Miss Keeldar makes me laugh. I love how starkly different Caroline and Shirley are. Caroline is timid and reserved while Shirley is bold and speaks her mind. However, they both really appreciate one another and seem to compliment each other well.
One thought that has stuck with me since my last book thoughts post was, if Shirley was a representation of Charlotte Brontë “alter ego” and Caroline being a loose representation of her. From what I’ve read about Charlotte, she is often described as someone who was shy. I wonder if this was her way of speaking her mind, through characters like Shirley. I also found it interesting how one reader (Brontebabeblog) commented in my last post that she has noticed glimpses of Shirley from Charlotte’s juvenilia.

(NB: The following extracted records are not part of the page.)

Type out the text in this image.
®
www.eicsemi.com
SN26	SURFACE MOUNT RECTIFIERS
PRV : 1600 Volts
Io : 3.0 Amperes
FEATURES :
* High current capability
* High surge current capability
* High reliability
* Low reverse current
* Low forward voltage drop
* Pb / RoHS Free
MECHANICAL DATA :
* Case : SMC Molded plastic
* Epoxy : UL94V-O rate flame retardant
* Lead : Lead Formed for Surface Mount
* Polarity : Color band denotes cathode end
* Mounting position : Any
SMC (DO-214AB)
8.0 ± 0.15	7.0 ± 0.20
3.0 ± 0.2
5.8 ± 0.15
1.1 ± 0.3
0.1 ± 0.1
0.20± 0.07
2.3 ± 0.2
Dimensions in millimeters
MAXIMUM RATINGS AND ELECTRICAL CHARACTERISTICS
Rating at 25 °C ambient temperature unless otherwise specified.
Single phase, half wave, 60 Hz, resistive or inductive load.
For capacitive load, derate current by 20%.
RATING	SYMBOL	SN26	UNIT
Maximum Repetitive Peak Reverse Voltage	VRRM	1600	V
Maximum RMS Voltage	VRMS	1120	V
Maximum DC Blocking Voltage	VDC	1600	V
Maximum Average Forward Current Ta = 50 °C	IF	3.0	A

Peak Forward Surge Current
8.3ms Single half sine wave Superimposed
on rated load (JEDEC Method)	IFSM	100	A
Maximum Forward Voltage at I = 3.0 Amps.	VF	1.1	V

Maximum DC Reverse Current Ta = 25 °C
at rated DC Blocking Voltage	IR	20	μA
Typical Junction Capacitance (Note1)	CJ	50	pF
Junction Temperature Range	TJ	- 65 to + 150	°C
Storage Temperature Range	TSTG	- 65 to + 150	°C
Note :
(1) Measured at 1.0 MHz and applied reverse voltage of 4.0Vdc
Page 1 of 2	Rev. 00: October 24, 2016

It’s been fun to read Shirley with this idea in mind, that perhaps Shirley is just stating what Caroline wants to yell after her disappointment with Robert Moore leaving without saying goodbye, “We’ll make him bid us goodbye.” Although, she does express her complete disapproval, about following after him to make him say goodbye, to Shirley afterwards. Which Shirley, seems to start picking up on Caroline’s odd distance towards her cousin, Robert Moore.

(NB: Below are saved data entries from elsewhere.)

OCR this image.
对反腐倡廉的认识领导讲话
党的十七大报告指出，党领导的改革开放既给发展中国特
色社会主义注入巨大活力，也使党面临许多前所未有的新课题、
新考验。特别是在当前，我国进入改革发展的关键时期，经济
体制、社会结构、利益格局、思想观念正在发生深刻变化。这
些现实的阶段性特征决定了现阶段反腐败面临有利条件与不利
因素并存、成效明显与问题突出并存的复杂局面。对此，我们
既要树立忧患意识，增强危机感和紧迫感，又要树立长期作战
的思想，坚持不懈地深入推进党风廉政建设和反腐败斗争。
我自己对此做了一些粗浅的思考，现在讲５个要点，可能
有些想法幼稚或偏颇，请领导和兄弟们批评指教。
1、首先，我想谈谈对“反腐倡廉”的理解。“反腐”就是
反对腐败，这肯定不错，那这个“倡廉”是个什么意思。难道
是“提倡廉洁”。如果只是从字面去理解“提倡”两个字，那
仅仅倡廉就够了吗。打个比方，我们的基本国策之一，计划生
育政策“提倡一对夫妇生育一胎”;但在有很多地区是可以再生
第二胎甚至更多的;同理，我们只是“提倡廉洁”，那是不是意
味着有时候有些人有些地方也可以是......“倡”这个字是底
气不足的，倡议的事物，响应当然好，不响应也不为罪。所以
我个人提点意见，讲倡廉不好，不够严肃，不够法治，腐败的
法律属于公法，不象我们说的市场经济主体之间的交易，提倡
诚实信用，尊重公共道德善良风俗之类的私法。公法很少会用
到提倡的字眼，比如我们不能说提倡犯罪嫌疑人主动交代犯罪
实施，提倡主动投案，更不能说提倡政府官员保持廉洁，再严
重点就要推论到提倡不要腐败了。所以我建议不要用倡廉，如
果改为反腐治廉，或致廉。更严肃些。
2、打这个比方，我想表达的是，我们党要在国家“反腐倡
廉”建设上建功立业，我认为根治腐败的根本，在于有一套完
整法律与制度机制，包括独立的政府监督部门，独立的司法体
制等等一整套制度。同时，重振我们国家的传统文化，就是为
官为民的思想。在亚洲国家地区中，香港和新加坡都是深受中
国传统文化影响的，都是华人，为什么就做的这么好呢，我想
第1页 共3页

“I consider you very timid and undemonstrative,” remarked Miss Keeldar. “Why did you not give Moore your hand when he offered you his? He is your cousin; you like him. Are you ashamed to let him perceive your affection?”
One thing I am a little confused by is Shirley and Robert Moore’s relationship. I’m not sure yet if their relationship is more than friendly or strictly business. I can’t tell and I wonder if Charlotte Brontë created this ambiguity on purpose to create some kind of tension. It could be so because it has me quite intrigued.
Another thing that stood out to me was Mr. Hall. I like his character and how he responds to the dissenters who were trying to interrupt their march which of course Shirley was determined to teach them a lesson too:
“Bad manners!” said Shirley, “and I hate bad manners. Of course, they must have a lesson.”
“A lesson in politeness,” suggested Mr. Hall, who was ever for peace; “not an example of rudeness.”
I’m still trying to refresh my mind on some of the other characters since I stopped reading Shirley for a while. But it has been fun to pick it up again. I love how Charlotte Brontë does such a great job at helping us understand different characters so well and how they relate to one another, like Hortense and how she greeted Caroline:
“Hortense received her former pupil with a demeanour of more dignity than warmth. She had been seriously offended by Mr. Helstone’s proceedings, and had all along considered Caroline to blame in obeying her uncle too literally.
“You are a very great stranger,” she said austerely, as her pupil held and pressed her hand. The pupil knew
her too well to remonstrate or complain of coldness.”
Those are some of the things that have stood out to me in this chapter. If you would like to add or share your thoughts, please do. Thanks for reading!